De Chaunac is quick to return to the present though: “If you want success in the Le Man 24 hours or other big races, you cannot beat the car manufacturers. I think we are in the spirit that Joest is with Audi: we are 100% integrated with the team, and they (Toyota) must accept this relationship. I do not like to be ‘best privateer’, I want to win and the only way to win is to be with a car manufacturer, to be integrated with them and that is why ORECA is with Toyota”.

De Chaunac is not worried that this might mean that the glory goes to Toyota and not to ORECA. ”For us it was good to be selected by Toyota, because that means that they recognise that ORECA is the best organisation to help them to build the success and it is also very good for the image of Toyota.”

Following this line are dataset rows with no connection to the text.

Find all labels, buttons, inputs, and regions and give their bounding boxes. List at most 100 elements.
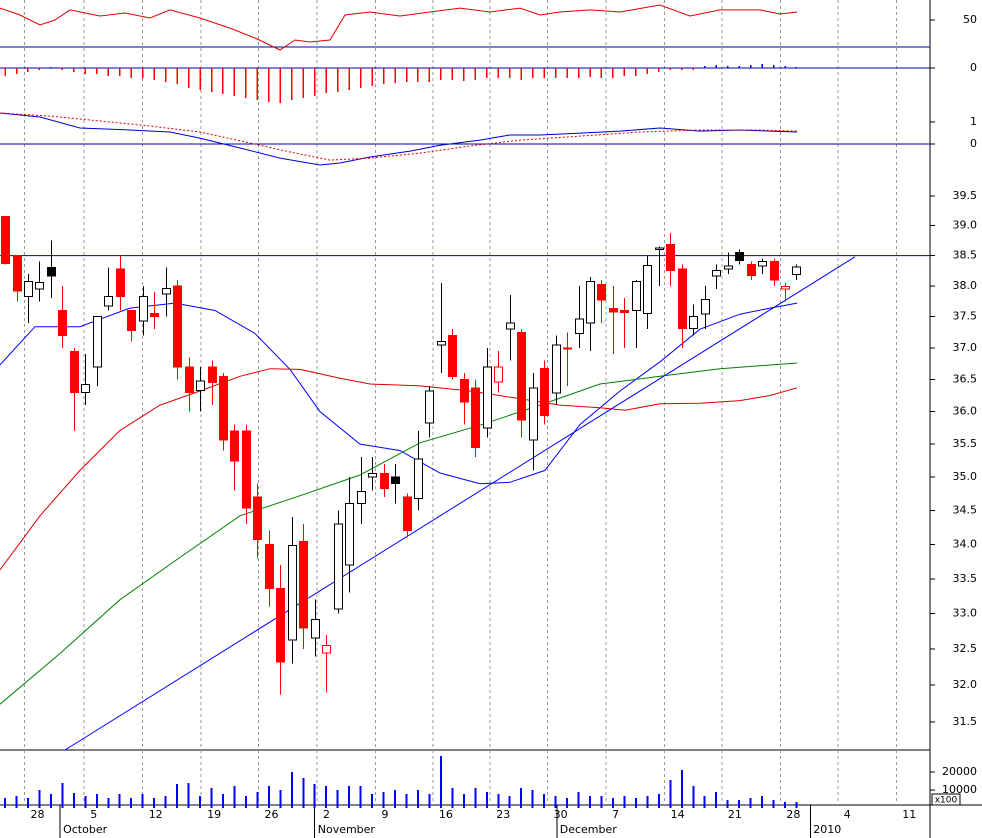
y-tick-label: 34.5	[953, 503, 978, 516]
x-tick-label: 7	[612, 808, 619, 821]
candle-body	[13, 255, 22, 292]
candle-body	[724, 265, 733, 270]
candle-body	[299, 541, 308, 629]
candle-body	[242, 430, 251, 509]
y-tick-label: 50	[963, 13, 977, 26]
x-tick-label: 21	[728, 808, 742, 821]
candle-body	[357, 491, 366, 505]
candle-body	[517, 331, 526, 421]
y-tick-label: 36.5	[953, 373, 978, 386]
candle-body	[380, 473, 389, 489]
y-tick-label: 0	[970, 61, 977, 74]
y-tick-label: 38.5	[953, 249, 978, 262]
candle-body	[735, 252, 744, 261]
indicator-line	[0, 4, 798, 51]
overlay-line	[0, 302, 798, 485]
candle-body	[425, 390, 434, 424]
candle-body	[127, 310, 136, 331]
unit-box	[931, 793, 961, 806]
candle-body	[448, 334, 457, 377]
month-label: December	[560, 823, 618, 836]
candle-body	[93, 316, 102, 368]
candle-body	[471, 387, 480, 448]
x-tick-label: 26	[265, 808, 279, 821]
candle-body	[701, 298, 710, 315]
x-tick-label: 28	[31, 808, 45, 821]
x-tick-label: 23	[496, 808, 510, 821]
x-tick-label: 4	[844, 808, 851, 821]
candle-body	[403, 496, 412, 532]
candle-body	[368, 473, 377, 478]
candle-body	[311, 618, 320, 639]
candle-body	[506, 322, 515, 330]
candle-body	[758, 261, 767, 267]
month-label: November	[318, 823, 376, 836]
candle-body	[437, 341, 446, 346]
y-tick-label: 33.5	[953, 572, 978, 585]
candle-body	[792, 266, 801, 275]
candle-body	[345, 503, 354, 566]
candle-body	[563, 347, 572, 350]
candle-body	[529, 387, 538, 441]
x-tick-label: 14	[671, 808, 685, 821]
candle-body	[1, 216, 10, 264]
candle-body	[632, 281, 641, 312]
candle-body	[609, 308, 618, 313]
candle-body	[494, 366, 503, 383]
candle-body	[678, 268, 687, 330]
x-tick-label: 30	[554, 808, 568, 821]
y-tick-label: 10000	[942, 783, 977, 796]
candle-body	[58, 310, 67, 336]
x-tick-label: 9	[382, 808, 389, 821]
candle-body	[620, 310, 629, 313]
x-tick-label: 11	[902, 808, 916, 821]
candle-body	[689, 316, 698, 330]
candle-body	[47, 267, 56, 277]
candle-body	[265, 543, 274, 590]
candle-body	[575, 318, 584, 335]
indicator-line	[0, 112, 798, 166]
y-tick-label: 36.0	[953, 405, 978, 418]
y-tick-label: 1	[970, 115, 977, 128]
candle-body	[712, 270, 721, 277]
y-tick-label: 32.0	[953, 678, 978, 691]
y-tick-label: 38.0	[953, 279, 978, 292]
candle-body	[104, 295, 113, 307]
x-tick-label: 19	[207, 808, 221, 821]
indicator-line	[0, 112, 798, 161]
candle-body	[253, 496, 262, 541]
overlay-line	[64, 256, 856, 751]
candle-body	[655, 247, 664, 251]
y-tick-label: 37.5	[953, 310, 978, 323]
candle-body	[35, 281, 44, 290]
candle-body	[208, 366, 217, 384]
overlay-line	[0, 368, 798, 571]
candle-body	[162, 287, 171, 295]
y-tick-label: 35.5	[953, 437, 978, 450]
candle-body	[597, 284, 606, 301]
candle-body	[150, 313, 159, 318]
candle-body	[185, 366, 194, 393]
y-tick-label: 35.0	[953, 470, 978, 483]
candle-body	[483, 366, 492, 429]
candle-body	[81, 384, 90, 393]
candle-body	[230, 430, 239, 462]
x-tick-label: 5	[90, 808, 97, 821]
candle-body	[322, 645, 331, 654]
candle-body	[586, 281, 595, 324]
candle-body	[139, 295, 148, 322]
y-tick-label: 33.0	[953, 607, 978, 620]
x-tick-label: 16	[439, 808, 453, 821]
candle-body	[770, 261, 779, 281]
candle-body	[540, 368, 549, 416]
candle-body	[276, 588, 285, 663]
candle-body	[288, 545, 297, 641]
month-label: 2010	[813, 823, 841, 836]
candle-body	[391, 476, 400, 485]
candle-body	[414, 458, 423, 499]
candle-body	[219, 375, 228, 441]
candle-body	[643, 264, 652, 315]
candle-body	[781, 286, 790, 290]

Hugues de Chaunac experiences with ORECA has spanned three of the great sportscars of the 21st century already – he has entered an Audi R8, a Peugeot 908 and the Toyota TS030. But he won’t be drawn on his favourite: “You cannot really compare them,” he says, “because they are from different generations, born from different periods. Each car has many good things, but I keep more details for myself!”

Despite his early inspiration by the French Matra-Simca team – the first time he visited Le Mans was to watch the 24 hour race as a spectator in the early seventies – he does not find the Frenchness of the works Peugeot team appealing: “At ORECA we are a very international team, we have worked with Mazda, Dodge Viper, Audi and now Toyota, so we are not so much focussed on French car, French team… we are focussed on being a winning team not a French team.”

De Chaunac, in his role as president of the company, oversees all of the different strands of the business: “Yes, I control the whole operation of all the company: if I was controlling a racing team and only a racing team, then there probably would not be any more ORECA in the racing world. Part of the key to ORECA’s success is that we understand that to do racing is not a business: racing is a passion; it costs money, so you need beside this to have some good commercial activities. Racing is not a business activity: to do racing you need to win and to win you need to spend money, so it cannot be a business operation. Over the years I have built this business to help and support this racing activity.”

Hugues de Chaunac reveals himself as a very emotional, a very passionate man. But he is also fiercely competitive, he wants to be winning, and although he does not compare himself with Henri Pescarolo, there is something more hard-edged about his approach, where the romanticism of the sport is counter-balanced by the cold light of reality. He will do what needs to be done, and he gives the impression of being ready to react at any moment.

“At the moment our main focus is on endurance racing, on sports cars, but that does not mean that we are not looking for other things in the future. We are always thinking of the future – not F1, because I don’t think it is the way for a team like ORECA, but it could be in single-seaters, touring cars or rallying.”

In any event, ORECA’s president, now 66 years old, isn’t considering retirement just yet. “In our forty years there were some difficult moments, but we focus on the good times. I am proud that we have won so many races, and we have a good reputation in racing, I don’t think you will find many people worried by ORECA. It is a winning team but also a straight team. Retirement? I don’t think so, I have another thirty years to do yet!”